Prabowo dalam rapat paripurna akan memberikan pidatonya terkait kebijakan ekonomi makro (KEM) dan pokok-pokok pokok-pokok kebijakan fiskal (PPKF) RAPBN Tahun Anggaran 2027.
Pidatonya ini merupakan perdana dilakukan Presiden membacakan RAPBN 2027. Sebab, biasanya pembacaan RAPBN dipaparkan oleh Menteri Keuangan (Menkeu).
Menteri Sekretaris Negara (Mensesneg) Prasetyo Hadi mengungkap alasan Prabowo turut hadir dalam rapat paripurna DPR dan memberikan pidato.
Kata Prasetyo, Prabowo hendak menyampaikan langsung paparan yang biasanya disampaikan oleh Menteri Keuangan (Menkeu) tersebut.
Prasetyo menyebut gelaran rapat paripurna DPR itu bertepatan dengan momentum Hari Kebangkitan Nasional 20 Mei.
“Kebetulan tanggal 20 hari Kebangkitan Nasional.
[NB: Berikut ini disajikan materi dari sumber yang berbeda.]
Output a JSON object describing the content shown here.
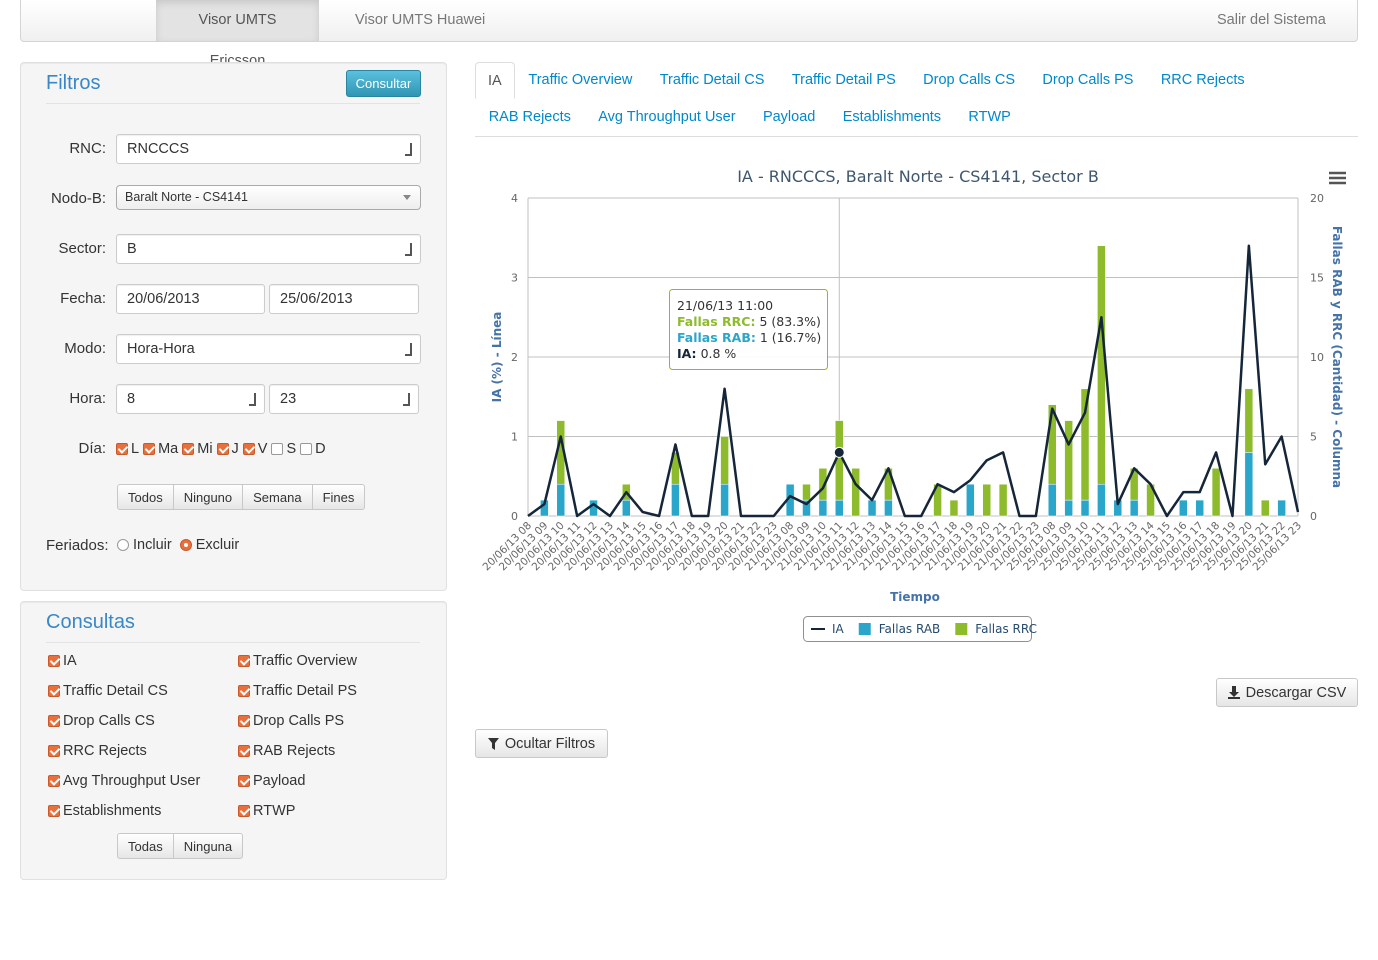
{
  "navbar": {
    "items": [
      "Visor UMTS Ericsson",
      "Visor UMTS Huawei"
    ],
    "logout": "Salir del Sistema"
  },
  "filters": {
    "title": "Filtros",
    "submit": "Consultar",
    "rnc": {
      "label": "RNC:",
      "value": "RNCCCS"
    },
    "nodo": {
      "label": "Nodo-B:",
      "value": "Baralt Norte - CS4141"
    },
    "sector": {
      "label": "Sector:",
      "value": "B"
    },
    "fecha": {
      "label": "Fecha:",
      "from": "20/06/2013",
      "to": "25/06/2013"
    },
    "modo": {
      "label": "Modo:",
      "value": "Hora-Hora"
    },
    "hora": {
      "label": "Hora:",
      "from": "8",
      "to": "23"
    },
    "dia": {
      "label": "Día:",
      "days": [
        {
          "label": "L",
          "checked": true
        },
        {
          "label": "Ma",
          "checked": true
        },
        {
          "label": "Mi",
          "checked": true
        },
        {
          "label": "J",
          "checked": true
        },
        {
          "label": "V",
          "checked": true
        },
        {
          "label": "S",
          "checked": false
        },
        {
          "label": "D",
          "checked": false
        }
      ]
    },
    "day_buttons": [
      "Todos",
      "Ninguno",
      "Semana",
      "Fines"
    ],
    "feriados": {
      "label": "Feriados:",
      "options": [
        {
          "label": "Incluir",
          "selected": false
        },
        {
          "label": "Excluir",
          "selected": true
        }
      ]
    }
  },
  "queries": {
    "title": "Consultas",
    "items": [
      {
        "label": "IA",
        "checked": true
      },
      {
        "label": "Traffic Overview",
        "checked": true
      },
      {
        "label": "Traffic Detail CS",
        "checked": true
      },
      {
        "label": "Traffic Detail PS",
        "checked": true
      },
      {
        "label": "Drop Calls CS",
        "checked": true
      },
      {
        "label": "Drop Calls PS",
        "checked": true
      },
      {
        "label": "RRC Rejects",
        "checked": true
      },
      {
        "label": "RAB Rejects",
        "checked": true
      },
      {
        "label": "Avg Throughput User",
        "checked": true
      },
      {
        "label": "Payload",
        "checked": true
      },
      {
        "label": "Establishments",
        "checked": true
      },
      {
        "label": "RTWP",
        "checked": true
      }
    ],
    "buttons": [
      "Todas",
      "Ninguna"
    ]
  },
  "tabs": {
    "items": [
      "IA",
      "Traffic Overview",
      "Traffic Detail CS",
      "Traffic Detail PS",
      "Drop Calls CS",
      "Drop Calls PS",
      "RRC Rejects",
      "RAB Rejects",
      "Avg Throughput User",
      "Payload",
      "Establishments",
      "RTWP"
    ],
    "active": 0
  },
  "chart_data": {
    "type": "combo",
    "title": "IA - RNCCCS, Baralt Norte - CS4141, Sector B",
    "x_label": "Tiempo",
    "y_label": "IA (%) - Línea",
    "y2_label": "Fallas RAB y RRC (Cantidad) - Columna",
    "categories": [
      "20/06/13 08",
      "20/06/13 09",
      "20/06/13 10",
      "20/06/13 11",
      "20/06/13 12",
      "20/06/13 13",
      "20/06/13 14",
      "20/06/13 15",
      "20/06/13 16",
      "20/06/13 17",
      "20/06/13 18",
      "20/06/13 19",
      "20/06/13 20",
      "20/06/13 21",
      "20/06/13 22",
      "20/06/13 23",
      "21/06/13 08",
      "21/06/13 09",
      "21/06/13 10",
      "21/06/13 11",
      "21/06/13 12",
      "21/06/13 13",
      "21/06/13 14",
      "21/06/13 15",
      "21/06/13 16",
      "21/06/13 17",
      "21/06/13 18",
      "21/06/13 19",
      "21/06/13 20",
      "21/06/13 21",
      "21/06/13 22",
      "21/06/13 23",
      "25/06/13 08",
      "25/06/13 09",
      "25/06/13 10",
      "25/06/13 11",
      "25/06/13 12",
      "25/06/13 13",
      "25/06/13 14",
      "25/06/13 15",
      "25/06/13 16",
      "25/06/13 17",
      "25/06/13 18",
      "25/06/13 19",
      "25/06/13 20",
      "25/06/13 21",
      "25/06/13 22",
      "25/06/13 23"
    ],
    "series": [
      {
        "name": "IA",
        "type": "line",
        "color": "#15263a",
        "values": [
          0,
          0.15,
          1.0,
          0,
          0.15,
          0,
          0.3,
          0.05,
          0,
          0.9,
          0,
          0,
          1.6,
          0,
          0,
          0,
          0.25,
          0.15,
          0.35,
          0.8,
          0.4,
          0.2,
          0.6,
          0,
          0,
          0.4,
          0.3,
          0.45,
          0.7,
          0.8,
          0,
          0,
          1.35,
          0.9,
          1.3,
          2.5,
          0.15,
          0.6,
          0.4,
          0,
          0.3,
          0.3,
          0.8,
          0,
          3.4,
          0.65,
          1.0,
          0.05
        ]
      },
      {
        "name": "Fallas RAB",
        "type": "bar",
        "axis": "y2",
        "color": "#2ba6cb",
        "values": [
          0,
          1,
          2,
          0,
          1,
          0,
          1,
          0,
          0,
          2,
          0,
          0,
          2,
          0,
          0,
          0,
          2,
          1,
          1,
          1,
          0,
          1,
          1,
          0,
          0,
          0,
          0,
          2,
          0,
          0,
          0,
          0,
          2,
          1,
          1,
          2,
          1,
          1,
          0,
          0,
          1,
          1,
          0,
          0,
          4,
          0,
          1,
          0
        ]
      },
      {
        "name": "Fallas RRC",
        "type": "bar",
        "axis": "y2",
        "color": "#8dbb2c",
        "values": [
          0,
          0,
          4,
          0,
          0,
          0,
          1,
          0,
          0,
          2,
          0,
          0,
          3,
          0,
          0,
          0,
          0,
          1,
          2,
          5,
          3,
          0,
          2,
          0,
          0,
          2,
          1,
          0,
          2,
          2,
          0,
          0,
          5,
          5,
          7,
          15,
          0,
          2,
          2,
          0,
          0,
          0,
          3,
          0,
          4,
          1,
          0,
          0
        ]
      }
    ],
    "ylim": [
      0,
      4
    ],
    "yticks": [
      0,
      1,
      2,
      3,
      4
    ],
    "y2lim": [
      0,
      20
    ],
    "y2ticks": [
      0,
      5,
      10,
      15,
      20
    ],
    "grid": true,
    "stacked": true,
    "tooltip": {
      "title": "21/06/13 11:00",
      "rows": [
        {
          "label": "Fallas RRC:",
          "text": "5 (83.3%)"
        },
        {
          "label": "Fallas RAB:",
          "text": "1 (16.7%)"
        },
        {
          "label": "IA:",
          "text": "0.8 %"
        }
      ]
    }
  },
  "buttons": {
    "download": "Descargar CSV",
    "hide_filters": "Ocultar Filtros"
  }
}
Jadi Presiden ingin memanfaatkan momentum untuk sekali lagi kita menyatukan pandangan dan kekuatan sebagai satu bangsa,” kata Prasetyo kepada wartawan, Selasa 19 Mei 2026.
Utamanya, lanjut Prasetyo, penyatuan pandangan itu diperlukan dalam menjaga perekonomian bangsa.
“Terutama di dalam menjalankan tugas menjaga perekonomian bangsa kita,” sambungnya.
Adapun agenda rapat paripurna DPR hari ini yakni penyampaian kerangka ekonomi makro (KEM) dan pokok-pokok kebijakan fiskal (PPKF) RAPBN Tahun Anggaran 2027 oleh pemerintah.
Agenda paripurna lainnya, laporan Badan Legislasi (Baleg) DPR atas evaluasi perubahan kedua prolegnas RUU Prioritas tahun 2026, dilanjutkan dengan pengambilan keputusan.
Selanjutnya, pendapat fraksi-fraksi atas revisi Undang-Undang usul inisiatif Komisi III, tentang Perubahan atas Undang-Undang Nomor 2 tahun 2002 tentang Kepolisian Negara Republik Indonesia, dilanjutkan dengan pengambilan keputusan menjadi RUU usul DPR.